The Coburn-Lieberman proposal also would cap total out-of-pocket health spending at $7,500 annually for retirees with incomes up to $85,000, $12,500 for single retirees with incomes between $85,000 and $107,000, $17,500 for retirees with incomes from $107,000 to $160,000, and $22,500 for retirees with incomes from $160,000 to $213,000. This implies up to a 23% implicit tax on individuals with incomes from $85,000-$107,000, and around 8% on incomes above $107,000. Unlike the Part B premiums, these implicit taxes would apply only to the degree that retirees incurred health costs, complicating the incentives. However, a retiree with an income near the $85,000 threshold would think twice before exceeding it.

A second proposal goes further. A budget plan released by the Heritage Foundation would reduce Social Security and Medicare benefits for retirees with non-Social Security incomes exceeding $55,000 and eliminate benefits for retirees with incomes over $110,000. Around 9% of retirees would see some reduction with around 4% losing their benefits entirely.

This means test would generate significant budgetary savings -- at least on paper -- but it would subject retirees' incomes to onerous implicit tax rates. Retirees would lose approximately 45 cents of Social Security and Medicare benefits for each dollar of income above $55,000, an implicit tax rate of 45%. Coupled with a 25% tax rate enacted as part of Heritage's tax reforms, total taxes on affected retirees would reach 70%.

No one will willingly pay such high taxes. Where possible, retirees would reduce their incomes to avoid the means test, which means that retirees lose the income and much of the budget savings may not materialize. That's a lose-lose proposition. Heritage's overall budget proposal is solid -- reforming the tax code, fixing Social Security and shifting Medicare to a more sustainable premium support model. But the means test seems unwise as policy and unlikely to survive political scrutiny.

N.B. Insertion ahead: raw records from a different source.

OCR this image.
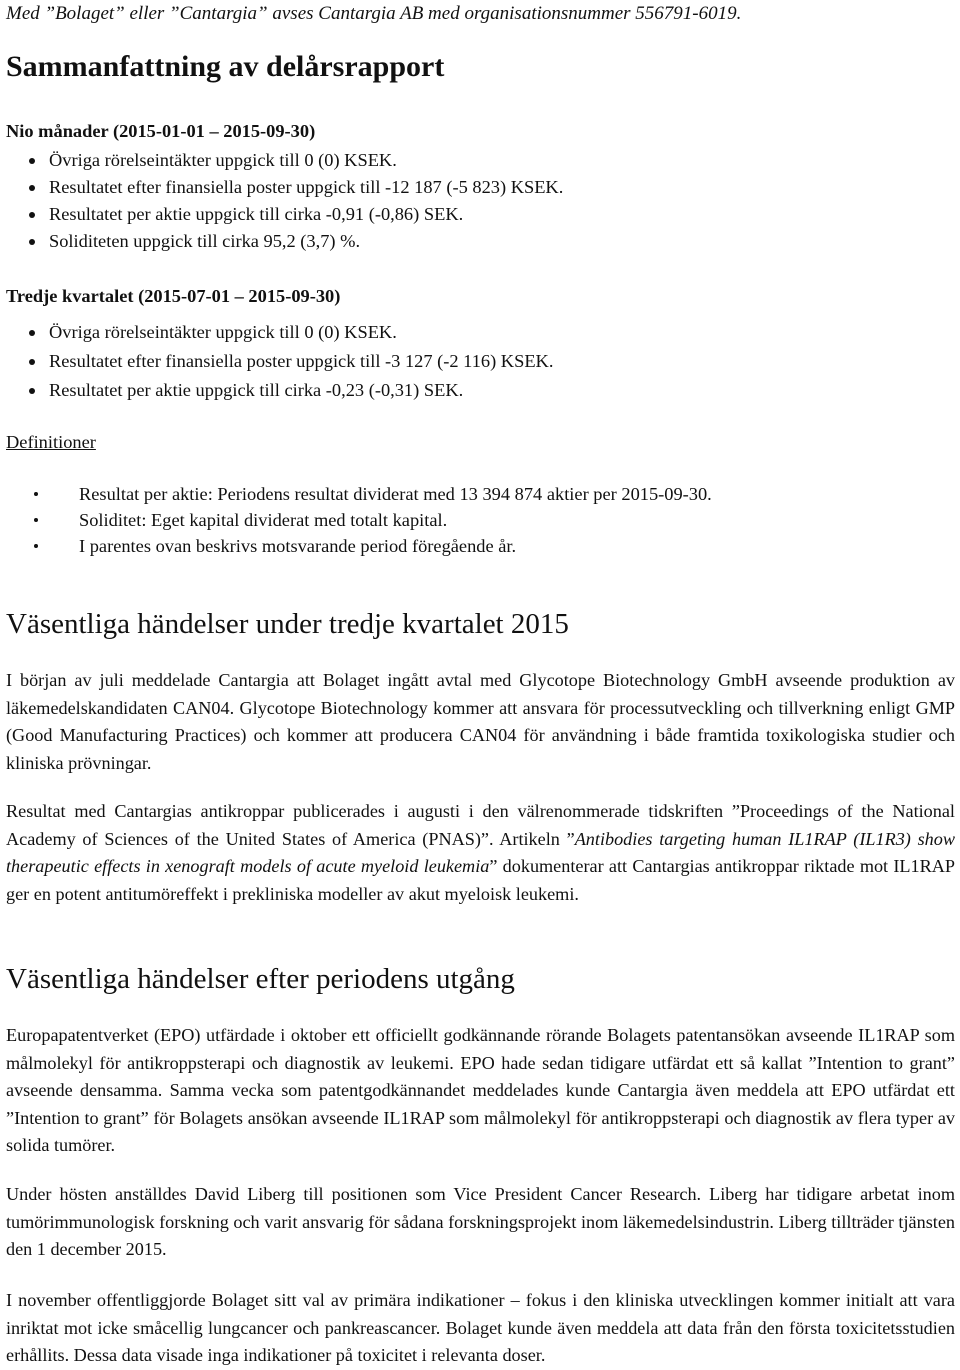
Med ”Bolaget” eller ”Cantargia” avses Cantargia AB med organisationsnummer 556791-6019.
Sammanfattning av delårsrapport
Nio månader (2015-01-01 – 2015-09-30)
Övriga rörelseintäkter uppgick till 0 (0) KSEK.
Resultatet efter finansiella poster uppgick till -12 187 (-5 823) KSEK.
Resultatet per aktie uppgick till cirka -0,91 (-0,86) SEK.
Soliditeten uppgick till cirka 95,2 (3,7) %.
Tredje kvartalet (2015-07-01 – 2015-09-30)
Övriga rörelseintäkter uppgick till 0 (0) KSEK.
Resultatet efter finansiella poster uppgick till -3 127 (-2 116) KSEK.
Resultatet per aktie uppgick till cirka -0,23 (-0,31) SEK.
Definitioner
Resultat per aktie: Periodens resultat dividerat med 13 394 874 aktier per 2015-09-30.
Soliditet: Eget kapital dividerat med totalt kapital.
I parentes ovan beskrivs motsvarande period föregående år.
Väsentliga händelser under tredje kvartalet 2015
I början av juli meddelade Cantargia att Bolaget ingått avtal med Glycotope Biotechnology GmbH avseende produktion av läkemedelskandidaten CAN04. Glycotope Biotechnology kommer att ansvara för processutveckling och tillverkning enligt GMP (Good Manufacturing Practices) och kommer att producera CAN04 för användning i både framtida toxikologiska studier och kliniska prövningar.
Resultat med Cantargias antikroppar publicerades i augusti i den välrenommerade tidskriften ”Proceedings of the National Academy of Sciences of the United States of America (PNAS)”. Artikeln ”Antibodies targeting human IL1RAP (IL1R3) show therapeutic effects in xenograft models of acute myeloid leukemia” dokumenterar att Cantargias antikroppar riktade mot IL1RAP ger en potent antitumöreffekt i prekliniska modeller av akut myeloisk leukemi.
Väsentliga händelser efter periodens utgång
Europapatentverket (EPO) utfärdade i oktober ett officiellt godkännande rörande Bolagets patentansökan avseende IL1RAP som målmolekyl för antikroppsterapi och diagnostik av leukemi. EPO hade sedan tidigare utfärdat ett så kallat ”Intention to grant” avseende densamma. Samma vecka som patentgodkännandet meddelades kunde Cantargia även meddela att EPO utfärdat ett ”Intention to grant” för Bolagets ansökan avseende IL1RAP som målmolekyl för antikroppsterapi och diagnostik av flera typer av solida tumörer.
Under hösten anställdes David Liberg till positionen som Vice President Cancer Research. Liberg har tidigare arbetat inom tumörimmunologisk forskning och varit ansvarig för sådana forskningsprojekt inom läkemedelsindustrin. Liberg tillträder tjänsten den 1 december 2015.
I november offentliggjorde Bolaget sitt val av primära indikationer – fokus i den kliniska utvecklingen kommer initialt att vara inriktat mot icke småcellig lungcancer och pankreascancer. Bolaget kunde även meddela att data från den första toxicitetsstudien erhållits. Dessa data visade inga indikationer på toxicitet i relevanta doser.
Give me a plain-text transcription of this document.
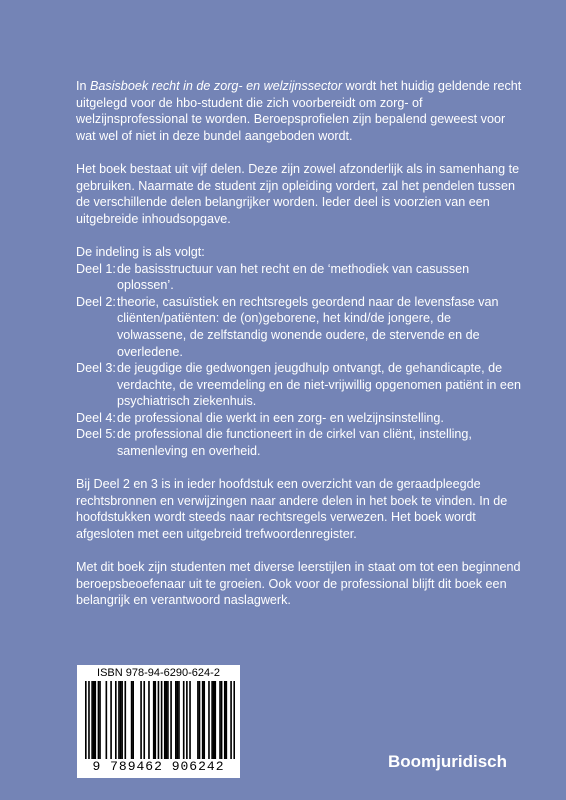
In Basisboek recht in de zorg- en welzijnssector wordt het huidig geldende recht uitgelegd voor de hbo-student die zich voorbereidt om zorg- of welzijnsprofessional te worden. Beroepsprofielen zijn bepalend geweest voor wat wel of niet in deze bundel aangeboden wordt.

Het boek bestaat uit vijf delen. Deze zijn zowel afzonderlijk als in samenhang te gebruiken. Naarmate de student zijn opleiding vordert, zal het pendelen tussen de verschillende delen belangrijker worden. Ieder deel is voorzien van een uitgebreide inhoudsopgave.

De indeling is als volgt:
Deel 1: de basisstructuur van het recht en de ‘methodiek van casussen oplossen’.
Deel 2: theorie, casuïstiek en rechtsregels geordend naar de levensfase van cliënten/patiënten: de (on)geborene, het kind/de jongere, de volwassene, de zelfstandig wonende oudere, de stervende en de overledene.
Deel 3: de jeugdige die gedwongen jeugdhulp ontvangt, de gehandicapte, de verdachte, de vreemdeling en de niet-vrijwillig opgenomen patiënt in een psychiatrisch ziekenhuis.
Deel 4: de professional die werkt in een zorg- en welzijnsinstelling.
Deel 5: de professional die functioneert in de cirkel van cliënt, instelling, samenleving en overheid.

Bij Deel 2 en 3 is in ieder hoofdstuk een overzicht van de geraadpleegde rechtsbronnen en verwijzingen naar andere delen in het boek te vinden. In de hoofdstukken wordt steeds naar rechtsregels verwezen. Het boek wordt afgesloten met een uitgebreid trefwoordenregister.

Met dit boek zijn studenten met diverse leerstijlen in staat om tot een beginnend beroepsbeoefenaar uit te groeien. Ook voor de professional blijft dit boek een belangrijk en verantwoord naslagwerk.

ISBN 978-94-6290-624-2
9 789462 906242	Boomjuridisch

There is an alternative. Instead of limiting benefits based on current income, benefits could be reduced based on the individual's lifetime earnings, which Social Security already tracks as a way to calculate retirement benefits. Benefit reductions or premium increases based upon past earnings are not a means test. Instead of an implicit tax, this approach would give high earning individuals the incentive to work or save more to make up for reduced government benefits.

Entitlement costs must be reduced significantly and it makes sense to focus reductions on middle and high income individuals who can work and save more to make up the difference. But individuals won't work and save more if subjected to excessive means tests.

Andrew G. Biggs is a resident scholar at the American Enterprise Institute. He previously served as principal deputy commissioner of the Social Security Administration.